Which should you choose: the AT-x530L-18GHXm-10 or the USW-16-POE?

Our take: The AT-x530L-18GHXm-10 is the stronger choice when deployments demand high PoE power, multi-gigabit edge bandwidth, or stacking capability. Its 720 W PoE budget dwarfs the USW-16-POE's 42 W (a 17× difference), its 200 Gbps fabric and 148.8 Mpps forwarding rate are approximately 5.5× and 5.5× greater respectively, and its 10 Gbps SFP+ uplinks provide 10× the uplink capacity of the USW-16-POE's 1 Gbps SFP ports. For installations powering PTZ cameras, Wi-Fi 6E radios, or multi-sensor 4K cameras at density, these gaps are decisive. Conversely, the USW-16-POE is appropriate for light-duty access-point or standard-resolution camera drops where no endpoint exceeds a few watts and the buyer is already invested in Ubiquiti's UniFi management ecosystem; its NDAA compliance is explicitly documented in the provided specs, whereas the AT-x530L-18GHXm-10's NDAA status is not stated in the provided specifications.


Side-by-Side Comparison

Spec-for-spec, from manufacturer data.

SpecificationAllied Telesis AT-x530L-18GHXm-10Ubiquiti USW-16-POE
Port Count (PoE)1616
PoE Standard (Max)PoE++ / 802.3bt (up to 90W/port)PoE+ / 802.3at
Total PoE Budget720 W42 W
Max PoE Per Port90 W (8 ports)Not specified per port
Access Port Speed100M / 1 / 2.5 / 5 Gbps (multi-gigabit)1 Gbps (Gigabit)
Uplink Ports2 × 10 Gbps SFP+2 × 1 Gbps SFP
Switching Fabric200 Gbps36 Gbps
Forwarding Rate148.8 Mpps27 Mpps
Stacking Ports2
Max Power Consumption970 W60 W (internal supply)
Idle Power (excl. PoE)18 W
Noise Level42 dBA
Dimensions (W×D×H mm)441 × 256 × 44442 × 200 × 44
Weight (unpackaged)4.3 kg (9.48 lb)2.8 kg (6.2 lb)
Operating Temperature−5 to 40 °C
NDAA CompliantYes

Frequently Asked Questions

Which should you choose: the AT-x530L-18GHXm-10 or the USW-16-POE?
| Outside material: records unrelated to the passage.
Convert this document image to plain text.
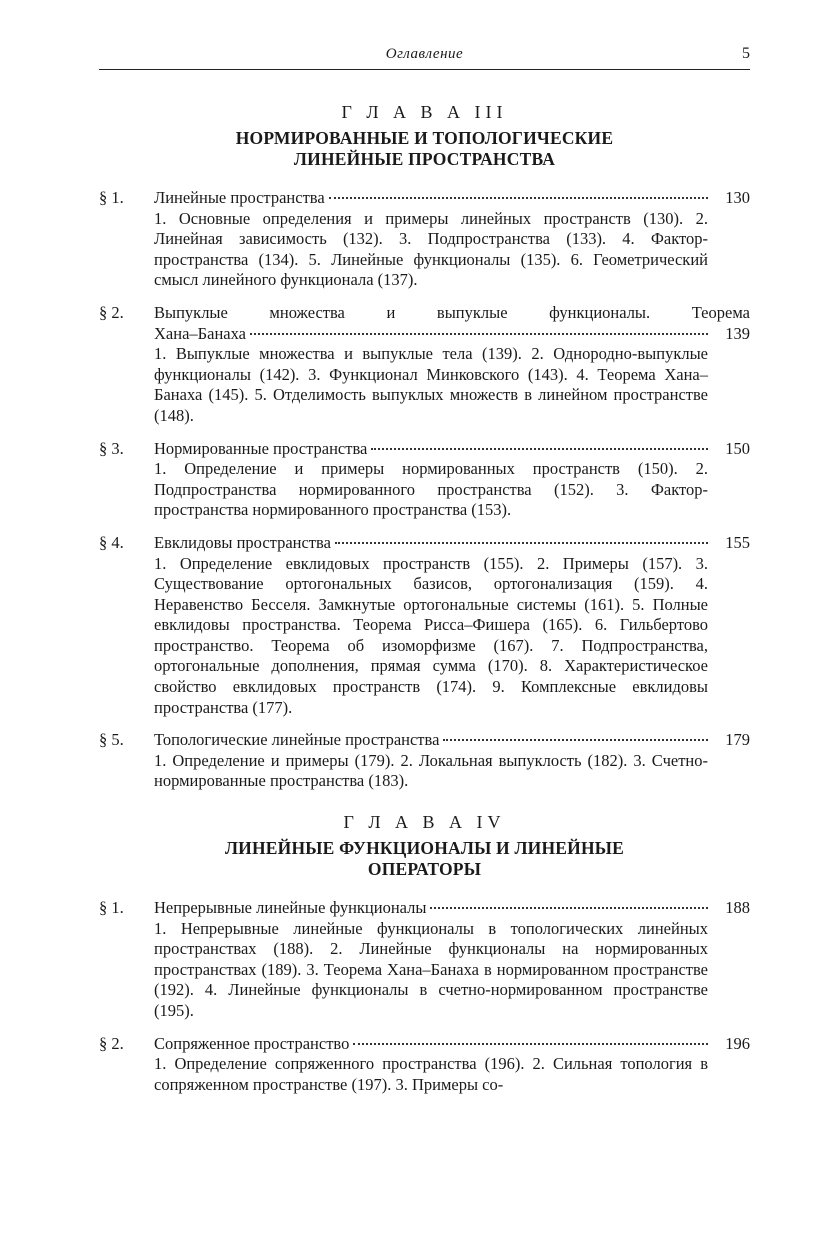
Оглавление	5
Г Л А В А III
НОРМИРОВАННЫЕ И ТОПОЛОГИЧЕСКИЕ
ЛИНЕЙНЫЕ ПРОСТРАНСТВА
§ 1.	Линейные пространства	130
1. Основные определения и примеры линейных пространств (130). 2. Линейная зависимость (132). 3. Подпространства (133). 4. Фактор-пространства (134). 5. Линейные функционалы (135). 6. Геометрический смысл линейного функционала (137).
§ 2.	Выпуклые множества и выпуклые функционалы. Теорема
Хана–Банаха	139
1. Выпуклые множества и выпуклые тела (139). 2. Однородно-выпуклые функционалы (142). 3. Функционал Минковского (143). 4. Теорема Хана–Банаха (145). 5. Отделимость выпуклых множеств в линейном пространстве (148).
§ 3.	Нормированные пространства	150
1. Определение и примеры нормированных пространств (150). 2. Подпространства нормированного пространства (152). 3. Фактор-пространства нормированного пространства (153).
§ 4.	Евклидовы пространства	155
1. Определение евклидовых пространств (155). 2. Примеры (157). 3. Существование ортогональных базисов, ортогонализация (159). 4. Неравенство Бесселя. Замкнутые ортогональные системы (161). 5. Полные евклидовы пространства. Теорема Рисса–Фишера (165). 6. Гильбертово пространство. Теорема об изоморфизме (167). 7. Подпространства, ортогональные дополнения, прямая сумма (170). 8. Характеристическое свойство евклидовых пространств (174). 9. Комплексные евклидовы пространства (177).
§ 5.	Топологические линейные пространства	179
1. Определение и примеры (179). 2. Локальная выпуклость (182). 3. Счетно-нормированные пространства (183).
Г Л А В А IV
ЛИНЕЙНЫЕ ФУНКЦИОНАЛЫ И ЛИНЕЙНЫЕ
ОПЕРАТОРЫ
§ 1.	Непрерывные линейные функционалы	188
1. Непрерывные линейные функционалы в топологических линейных пространствах (188). 2. Линейные функционалы на нормированных пространствах (189). 3. Теорема Хана–Банаха в нормированном пространстве (192). 4. Линейные функционалы в счетно-нормированном пространстве (195).
§ 2.	Сопряженное пространство	196
1. Определение сопряженного пространства (196). 2. Сильная топология в сопряженном пространстве (197). 3. Примеры со-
The AT-x530L-18GHXm-10 is the stronger choice when deployments demand high PoE power, multi-gigabit edge bandwidth, or stacking capability. Its 720 W PoE budget dwarfs the USW-16-POE's 42 W (a 17× difference), its 200 Gbps fabric and 148.8 Mpps forwarding rate are approximately 5.5× and 5.5× greater respectively, and its 10 Gbps SFP+ uplinks provide 10× the uplink capacity of the USW-16-POE's 1 Gbps SFP ports. For installations powering PTZ cameras, Wi-Fi 6E radios, or multi-sensor 4K cameras at density, these gaps are decisive. Conversely, the USW-16-POE is appropriate for light-duty access-point or standard-resolution camera drops where no endpoint exceeds a few watts and the buyer is already invested in Ubiquiti's UniFi management ecosystem; its NDAA compliance is explicitly documented in the provided specs, whereas the AT-x530L-18GHXm-10's NDAA status is not stated in the provided specifications.

Can either switch power a PTZ camera that draws 60–90 W?
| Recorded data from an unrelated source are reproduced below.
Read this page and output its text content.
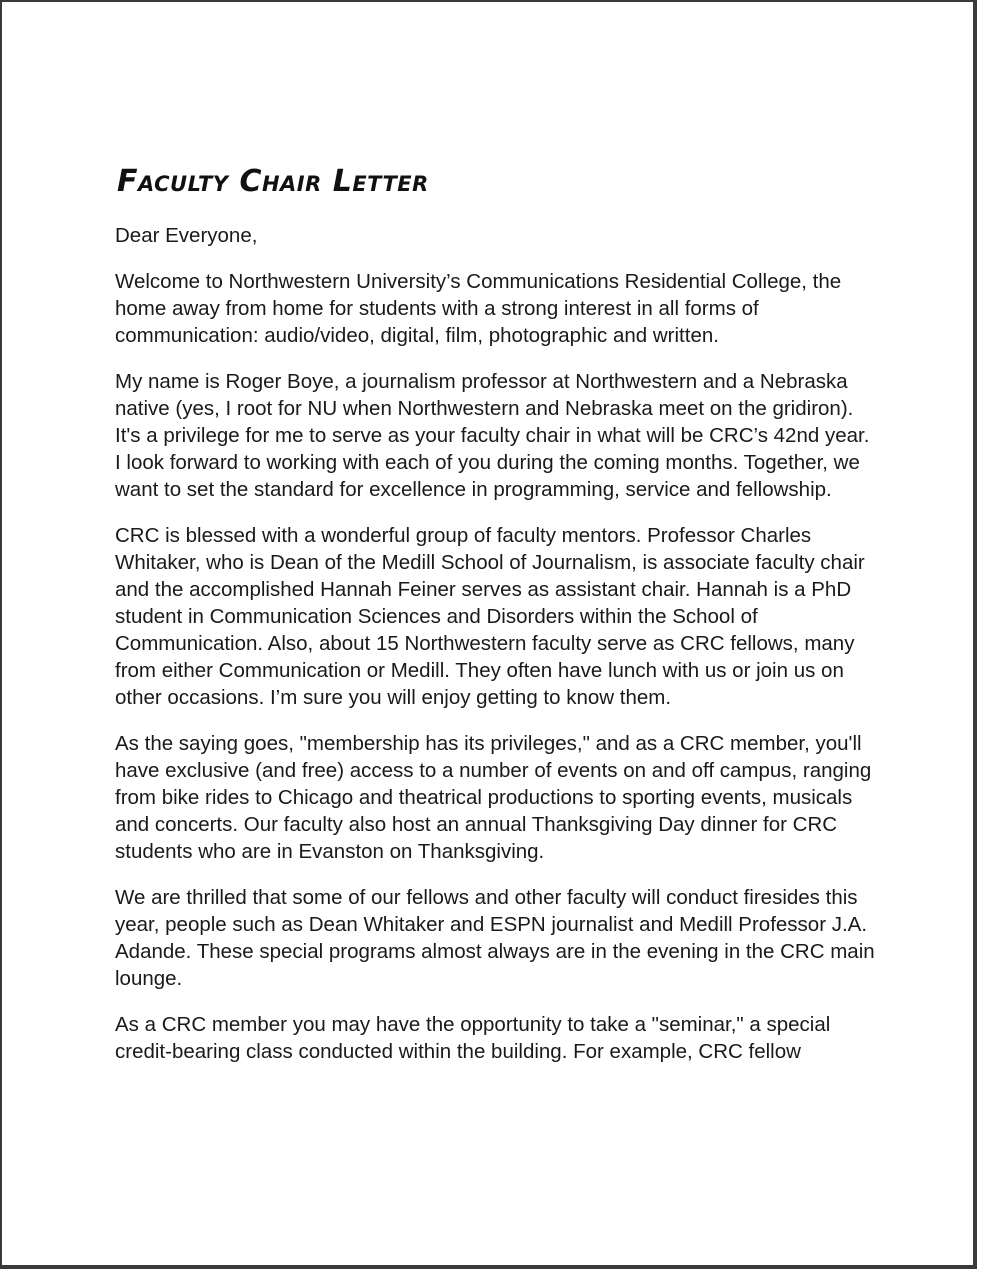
Faculty Chair Letter
Dear Everyone,

Welcome to Northwestern University’s Communications Residential College, the home away from home for students with a strong interest in all forms of communication: audio/video, digital, film, photographic and written.

My name is Roger Boye, a journalism professor at Northwestern and a Nebraska native (yes, I root for NU when Northwestern and Nebraska meet on the gridiron). It's a privilege for me to serve as your faculty chair in what will be CRC’s 42nd year. I look forward to working with each of you during the coming months. Together, we want to set the standard for excellence in programming, service and fellowship.

CRC is blessed with a wonderful group of faculty mentors. Professor Charles Whitaker, who is Dean of the Medill School of Journalism, is associate faculty chair and the accomplished Hannah Feiner serves as assistant chair. Hannah is a PhD student in Communication Sciences and Disorders within the School of Communication. Also, about 15 Northwestern faculty serve as CRC fellows, many from either Communication or Medill. They often have lunch with us or join us on other occasions. I’m sure you will enjoy getting to know them.

As the saying goes, "membership has its privileges," and as a CRC member, you'll have exclusive (and free) access to a number of events on and off campus, ranging from bike rides to Chicago and theatrical productions to sporting events, musicals and concerts. Our faculty also host an annual Thanksgiving Day dinner for CRC students who are in Evanston on Thanksgiving.

We are thrilled that some of our fellows and other faculty will conduct firesides this year, people such as Dean Whitaker and ESPN journalist and Medill Professor J.A. Adande. These special programs almost always are in the evening in the CRC main lounge.

As a CRC member you may have the opportunity to take a "seminar," a special credit-bearing class conducted within the building. For example, CRC fellow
Only the AT-x530L-18GHXm-10 can do so natively. It supports PoE++ (802.3bt) at up to 90 W on 8 ports and 60 W on 12 ports. The USW-16-POE is rated for PoE+ (802.3at) only; its total 42 W budget across all 16 ports means it cannot safely power even a single 60 W device without exceeding its aggregate capacity.

Is the AT-x530L-18GHXm-10 or USW-16-POE better for a large multi-building camera deployment?

The AT-x530L-18GHXm-10 is better suited for high-density or high-bitrate deployments. Its 10 Gbps SFP+ uplinks and 200 Gbps fabric handle aggregated 4K/multi-sensor camera traffic without uplink saturation. Its stacking ports also allow clustering of multiple units. The USW-16-POE's 1 Gbps SFP uplinks and 18 Gbps non-blocking throughput are better matched to small-scale or low-bitrate installations.

Does either switch meet NDAA compliance requirements for government or sensitive-site projects?

NDAA compliance is explicitly stated in the provided specifications for the USW-16-POE (Yes). NDAA compliance is not stated in the provided specifications for the AT-x530L-18GHXm-10. Buyers with federal or NDAA-sensitive requirements should verify the AT-x530L-18GHXm-10's compliance status directly with Allied Telesis before specifying it.